Assistant coach Malik Allen will serve as the Heat’s summer league head coach for the second straight year.

Here’s an updated list of undrafted prospects who have agreed to play for the Heat’s summer league team (please keep checking back for more):

Jamaree Bouyea, San Francisco: The 6-foot-2, 180-pound guard is committed to playing for the Heat’s summer league team, a league source confirmed to the Miami Herald. He averaged 17.3 points shooting 50% from the field, 37% from three and 75.4% from the foul line, 3.6 rebounds, 3.8 assists and 1.6 steals per game in his fifth varsity season granted by the NCAA due to the COVID-19 pandemic. . Bouyea earned All-WCC first-team honors in each of his last two college seasons. He capped off his college career with a career-high 36 points in the first round of the NCAA Tournament against Murray State on March 17.

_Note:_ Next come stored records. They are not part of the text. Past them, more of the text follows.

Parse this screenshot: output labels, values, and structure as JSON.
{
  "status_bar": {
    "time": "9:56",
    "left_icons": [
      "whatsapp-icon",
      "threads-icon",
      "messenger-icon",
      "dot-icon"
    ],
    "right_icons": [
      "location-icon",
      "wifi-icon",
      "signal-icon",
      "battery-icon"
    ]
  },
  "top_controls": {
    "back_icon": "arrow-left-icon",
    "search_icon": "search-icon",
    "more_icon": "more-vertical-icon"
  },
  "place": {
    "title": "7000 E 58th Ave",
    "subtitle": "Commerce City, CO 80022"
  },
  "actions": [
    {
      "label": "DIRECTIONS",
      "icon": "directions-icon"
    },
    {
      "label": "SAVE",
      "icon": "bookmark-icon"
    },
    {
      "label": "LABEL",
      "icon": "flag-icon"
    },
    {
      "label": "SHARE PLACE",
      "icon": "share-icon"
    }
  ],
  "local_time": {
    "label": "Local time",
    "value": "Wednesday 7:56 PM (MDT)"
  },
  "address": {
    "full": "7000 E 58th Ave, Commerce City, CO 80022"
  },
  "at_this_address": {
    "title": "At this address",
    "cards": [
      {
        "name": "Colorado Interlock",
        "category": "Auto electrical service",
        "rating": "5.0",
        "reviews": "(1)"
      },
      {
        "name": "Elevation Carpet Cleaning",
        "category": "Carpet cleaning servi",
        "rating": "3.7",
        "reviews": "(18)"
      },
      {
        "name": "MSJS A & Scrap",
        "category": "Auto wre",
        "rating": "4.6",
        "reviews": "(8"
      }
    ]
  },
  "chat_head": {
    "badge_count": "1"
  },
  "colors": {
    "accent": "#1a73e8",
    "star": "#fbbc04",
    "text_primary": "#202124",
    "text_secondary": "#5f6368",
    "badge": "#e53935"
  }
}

Jalen Adaway, St. Bonaventure goaltender: The 6-5 guard played his first two college seasons at Miami of Ohio and his last two at St. Bonaventure, where he averaged 15.3 points and 5.9 rebounds last season.

Adaway’s assist count is low — he averaged 1.0 assists and turnovers last season — but he shot well (49.1%) in his four college seasons. He shot 37.6 percent from three last season, well above his college average of 33.6 from three-point range.

Texas Tech forward Bryson Williams: The 6-8 forward played his first two seasons at Fresno State, two at UTEP and last season at Texas Tech.

He averaged 14.2 points and 4.1 rebounds last season. He shot 41.7 from three last season (40 for 96) and 53.5 percent from the field.

This story was originally published June 24, 2022 1:24 a.m.

Anthony Chiang covers the Miami Heat for the Miami Herald. He attended the University of Florida and was born and raised in Miami.